If you are the sort of person that downloads a couple of HD TV shows a day, then you may be using 2Gb of bandwidth a day (scale up as appropriate!) ... 40Tb would take you 20,000 days (about 55 years) to download ... so if you write 20Gb a day (which is a fair amount!) then that would about 5.5 years, 40Tb would be 1,000 days (so a little under three years). How long do you expect your spinning hard drive to last? I have some that have lasted ten years or more, and others that have failed in far shorter time ... MTBF/MTTF is a statistical average, hardware fails, hard disks fail *just before* backups would have been done ...

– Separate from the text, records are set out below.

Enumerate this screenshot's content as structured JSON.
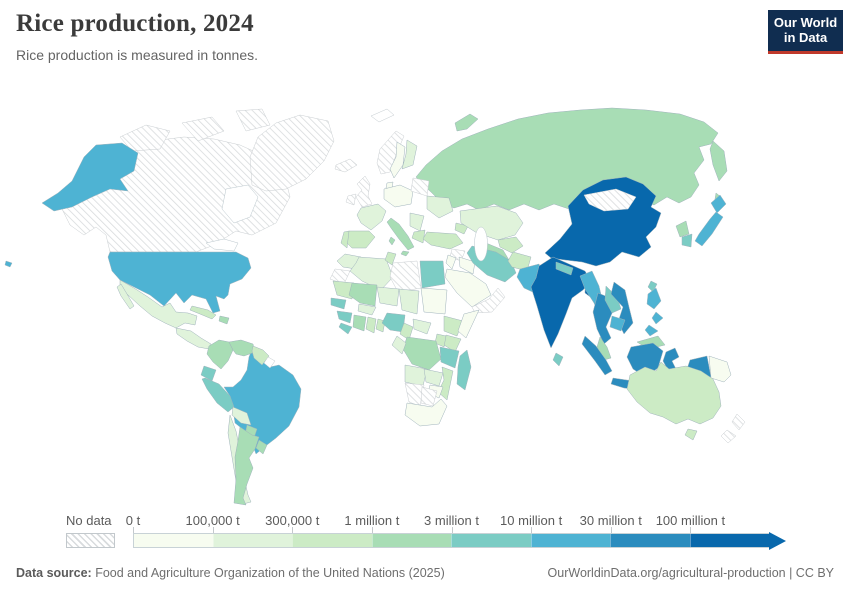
{
  "header": {
    "title": "Rice production, 2024",
    "subtitle": "Rice production is measured in tonnes."
  },
  "logo": {
    "line1": "Our World",
    "line2": "in Data"
  },
  "legend": {
    "no_data_label": "No data",
    "bins": [
      {
        "label": "0 t",
        "color": "#f7fcf0"
      },
      {
        "label": "100,000 t",
        "color": "#e0f3db"
      },
      {
        "label": "300,000 t",
        "color": "#ccebc5"
      },
      {
        "label": "1 million t",
        "color": "#a8ddb5"
      },
      {
        "label": "3 million t",
        "color": "#7bccc4"
      },
      {
        "label": "10 million t",
        "color": "#4eb3d3"
      },
      {
        "label": "30 million t",
        "color": "#2b8cbe"
      },
      {
        "label": "100 million t",
        "color": "#0868ac"
      }
    ]
  },
  "footer": {
    "source_prefix": "Data source:",
    "source": "Food and Agriculture Organization of the United Nations (2025)",
    "right": "OurWorldinData.org/agricultural-production | CC BY"
  },
  "chart_data": {
    "type": "heatmap",
    "variant": "world-choropleth",
    "title": "Rice production, 2024",
    "subtitle": "Rice production is measured in tonnes.",
    "unit": "tonnes",
    "bin_labels": [
      "0 t",
      "100,000 t",
      "300,000 t",
      "1 million t",
      "3 million t",
      "10 million t",
      "30 million t",
      "100 million t"
    ],
    "bin_colors": [
      "#f7fcf0",
      "#e0f3db",
      "#ccebc5",
      "#a8ddb5",
      "#7bccc4",
      "#4eb3d3",
      "#2b8cbe",
      "#0868ac"
    ],
    "no_data": [
      "Canada",
      "Greenland",
      "Iceland",
      "United Kingdom",
      "Ireland",
      "Norway",
      "Belarus/Baltics",
      "Western Sahara",
      "Libya",
      "Syria",
      "Yemen/Oman",
      "Mongolia",
      "Namibia",
      "Botswana",
      "New Zealand"
    ],
    "outline_only": [
      "Svalbard",
      "French Guiana"
    ],
    "countries": {
      "China": 7,
      "India": 7,
      "Bangladesh": 7,
      "Indonesia": 6,
      "Vietnam": 6,
      "Thailand": 6,
      "United States": 5,
      "Brazil": 5,
      "Pakistan": 5,
      "Myanmar": 5,
      "Philippines": 5,
      "Japan": 5,
      "Cambodia": 5,
      "Egypt": 4,
      "Iran": 4,
      "Nigeria": 4,
      "Tanzania": 4,
      "Madagascar": 4,
      "Peru": 4,
      "Ecuador": 4,
      "Guinea": 4,
      "Sierra Leone/Liberia": 4,
      "Nepal": 4,
      "Sri Lanka": 4,
      "South Korea": 4,
      "Taiwan": 4,
      "Senegal": 4,
      "Laos": 4,
      "Russia": 3,
      "Italy": 3,
      "Mali": 3,
      "Ivory Coast": 3,
      "DR Congo": 3,
      "Colombia": 3,
      "Venezuela": 3,
      "Paraguay": 3,
      "Argentina": 3,
      "Uruguay": 3,
      "North Korea": 3,
      "Malaysia": 3,
      "Turkmenistan": 3,
      "Haiti/Dominican Rep.": 3,
      "Spain": 2,
      "Portugal": 2,
      "Greece": 2,
      "Turkey": 2,
      "Afghanistan": 2,
      "Uzbekistan": 2,
      "Cuba": 2,
      "Australia": 2,
      "Mauritania": 2,
      "Ghana": 2,
      "Togo/Benin": 2,
      "Cameroon": 2,
      "Mozambique": 2,
      "Ethiopia": 2,
      "Kenya": 2,
      "Uganda": 2,
      "Guyana/Suriname": 2,
      "Tunisia": 2,
      "Caucasus": 2,
      "Mexico": 1,
      "France": 1,
      "Ukraine": 1,
      "Kazakhstan": 1,
      "Algeria": 1,
      "Morocco": 1,
      "Niger": 1,
      "Chad": 1,
      "Zambia": 1,
      "Angola": 1,
      "Chile": 1,
      "Bolivia": 1,
      "Central America": 1,
      "Burkina Faso": 1,
      "Congo/Gabon": 1,
      "Central African Republic": 1,
      "Finland": 1,
      "Balkans": 1,
      "Central Europe": 0,
      "Sweden": 0,
      "Iraq": 0,
      "Saudi Arabia": 0,
      "Jordan": 0,
      "Sudan": 0,
      "Somalia": 0,
      "South Africa": 0,
      "Papua New Guinea": 0,
      "Zimbabwe": 0,
      "Denmark": 0
    }
  }
}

Or to put it another way, if you have a 10Mbps download, that's about 1MByte a second, 60Mb/minute, 3.6Gb/hour ... so you could save that data to your hard drive for 8 hours a day for nearly four years before you hit the 40Tb limit (and you'd fill your 60Gb drive in under three days)
(feel free to check my math, I may have got something horrendously wrong here!)
Assuming it has good load pattern analysis (and it should) and so uses the cells evenly ... for most purposes SSD is going to be good enough ... but not for, say, a daily backup drive that gets completely rewritten every day, as it will fail in 666 days! (40Tb/60Gb)
life span?
"There can be ... 120TB of data written to the 240GB Ultra"
That's only 500 full-volume write cycles. Which makes such a device very poor for large volume writes such as disk backups, and, given the way SSD handles erasure, only moderate for small volume dynamically updated data. So what''s it best for? Storing your photos and MP3s I guess.